Но прошло рождество, прошел Юрьев день, пришла троица, отцвела черемуха, а старый Греете все еще жил. Свой рубль Майя бросила как на ветер.
После троицы Григулиене зашла к хозяйке Лейниеков, обе были очень грустные. В этом году в Григулы нанялась опять одна такая — из Клидзини, всем мужчинам скалит зубы.
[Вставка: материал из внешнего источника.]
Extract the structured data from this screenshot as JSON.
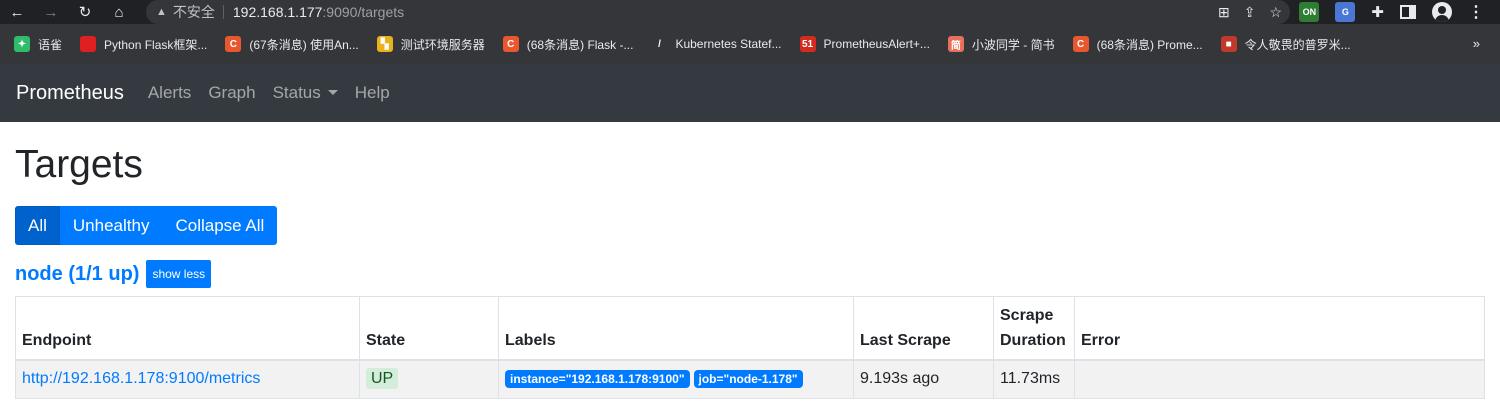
{
  "browser": {
    "omnibox": {
      "security_label": "不安全",
      "host": "192.168.1.177",
      "path": ":9090/targets"
    },
    "bookmarks": [
      {
        "label": "语雀",
        "icon": "yuque-icon",
        "color": "#2fbd6b",
        "glyph": "✦"
      },
      {
        "label": "Python Flask框架...",
        "icon": "redcube-icon",
        "color": "#e02020",
        "glyph": ""
      },
      {
        "label": "(67条消息) 使用An...",
        "icon": "csdn-icon",
        "color": "#e8572e",
        "glyph": "C"
      },
      {
        "label": "测试环境服务器",
        "icon": "pixel-icon",
        "color": "#e8b21c",
        "glyph": "▚"
      },
      {
        "label": "(68条消息) Flask -...",
        "icon": "csdn-icon",
        "color": "#e8572e",
        "glyph": "C"
      },
      {
        "label": "Kubernetes Statef...",
        "icon": "slash-icon",
        "color": "#35363a",
        "glyph": "/"
      },
      {
        "label": "PrometheusAlert+...",
        "icon": "51cto-icon",
        "color": "#d52b1e",
        "glyph": "51"
      },
      {
        "label": "小波同学 - 简书",
        "icon": "jianshu-icon",
        "color": "#ea6f5a",
        "glyph": "简"
      },
      {
        "label": "(68条消息) Prome...",
        "icon": "csdn-icon",
        "color": "#e8572e",
        "glyph": "C"
      },
      {
        "label": "令人敬畏的普罗米...",
        "icon": "smallred-icon",
        "color": "#c0392b",
        "glyph": "■"
      }
    ],
    "bookmarks_more": "»"
  },
  "navbar": {
    "brand": "Prometheus",
    "links": [
      "Alerts",
      "Graph",
      "Status",
      "Help"
    ]
  },
  "page": {
    "title": "Targets",
    "filters": {
      "all": "All",
      "unhealthy": "Unhealthy",
      "collapse": "Collapse All"
    },
    "group": {
      "title": "node (1/1 up)",
      "toggle": "show less"
    },
    "table": {
      "headers": [
        "Endpoint",
        "State",
        "Labels",
        "Last Scrape",
        "Scrape Duration",
        "Error"
      ],
      "rows": [
        {
          "endpoint": "http://192.168.1.178:9100/metrics",
          "state": "UP",
          "labels": [
            "instance=\"192.168.1.178:9100\"",
            "job=\"node-1.178\""
          ],
          "last_scrape": "9.193s ago",
          "duration": "11.73ms",
          "error": ""
        }
      ]
    }
  },
  "colors": {
    "navbar_bg": "#343a40",
    "primary": "#007bff",
    "up_badge_bg": "#d4edda",
    "up_badge_fg": "#155724"
  }
}
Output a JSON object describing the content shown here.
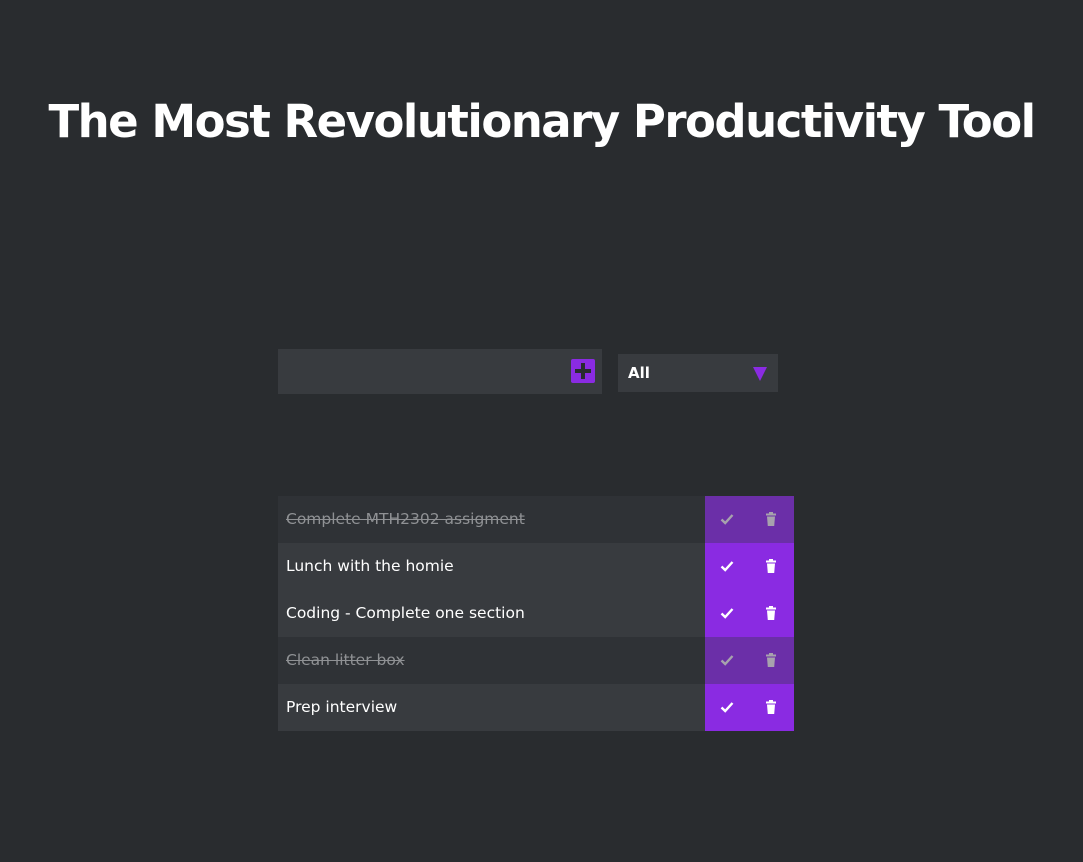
{
  "header": {
    "title": "The Most Revolutionary Productivity Tool"
  },
  "form": {
    "input_value": "",
    "input_placeholder": "",
    "add_icon": "plus-square-icon",
    "filter_selected": "All",
    "filter_icon": "triangle-down-icon"
  },
  "todos": [
    {
      "text": "Complete MTH2302 assigment",
      "completed": true
    },
    {
      "text": "Lunch with the homie",
      "completed": false
    },
    {
      "text": "Coding - Complete one section",
      "completed": false
    },
    {
      "text": "Clean litter box",
      "completed": true
    },
    {
      "text": "Prep interview",
      "completed": false
    }
  ],
  "icons": {
    "complete": "check-icon",
    "delete": "trash-icon"
  },
  "colors": {
    "background": "#292c2f",
    "surface": "#383b3f",
    "accent": "#8a2be2",
    "accent_muted": "#6b2fa8",
    "completed_text": "#8f9194"
  }
}
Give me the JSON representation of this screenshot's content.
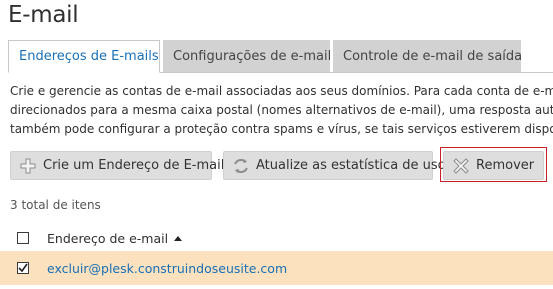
{
  "page": {
    "title": "E-mail"
  },
  "tabs": [
    {
      "label": "Endereços de E-mails",
      "active": true
    },
    {
      "label": "Configurações de e-mail",
      "active": false
    },
    {
      "label": "Controle de e-mail de saída",
      "active": false
    }
  ],
  "description": {
    "line1": "Crie e gerencie as contas de e-mail associadas aos seus domínios. Para cada conta de e-m",
    "line2": "direcionados para a mesma caixa postal (nomes alternativos de e-mail), uma resposta auto",
    "line3": "também pode configurar a proteção contra spams e vírus, se tais serviços estiverem dispo"
  },
  "toolbar": {
    "create_label": "Crie um Endereço de E-mail",
    "update_stats_label": "Atualize as estatística de uso",
    "remove_label": "Remover"
  },
  "list": {
    "total_label": "3 total de itens",
    "column_email": "Endereço de e-mail",
    "rows": [
      {
        "email": "excluir@plesk.construindoseusite.com",
        "checked": true
      }
    ]
  },
  "colors": {
    "link": "#1a6fb5",
    "selected_row": "#fbe1be",
    "highlight_border": "#c8202a"
  }
}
Вообще-то Юрка тих, как овца, слова сказать не может, но как выпьет, кто за него поручится, не сел бы снова на смолистый пень. Хочет бросить пьянство, да разве легко освободиться от старой привычки. Как получит рубль, так и умчится, домой возвращается полный доверху, словно мочило. И тогда рот у него, как ворота в хлеву, лучше не начинать разговора: почему он даром должен работать, только за прокорм? Разве отец оставил его батраком у старшего брата? Если бы он свою тысячу сдал в банк, теперь наросли бы проценты… Прямо одурел со своей женитьбой, такая жизнь невтерпеж, скорее бы все определилось.
Циниете опять призвала Майю, но прямого ответа не получила. «Отец все еще лежит, сердце, должно быть, крепкое, иногда даже поесть просит. Обещал не жить дольше осени, но разве можно положиться. Раньше будущей весны ждать нечего, — горячка на него нападала обычно, когда распускались листья. Нечего делать, приходится терпеть…»
Хозяйка Лейниеков даже всплакнула, расстроенная этой новой оттяжкой, не позволявшей устроить жизнь как хотелось. Цинис никогда не был особенно крепким, а теперь сердце так ослабло от заботы, что опухали ноги, — больше часа уже не мог просидеть в сырости на лодке, поджидая хода лососей. Батрак Апалис попался неповоротливый, закончил сев, когда давно уже прошли благодатные весенние дожди, а в сухой земле яровые всходили плохо. И, кроме того, он пошаливал — то хлеба недосчитаешься, то картошка отсыпана — все тащит домой жене, на гору. Анна Осис — золотой человек, но что проку, когда в комнате пищит ребенок. С поля, с огорода, иногда даже из хлева вынуждена бежать посмотреть, почему ревет девчонка.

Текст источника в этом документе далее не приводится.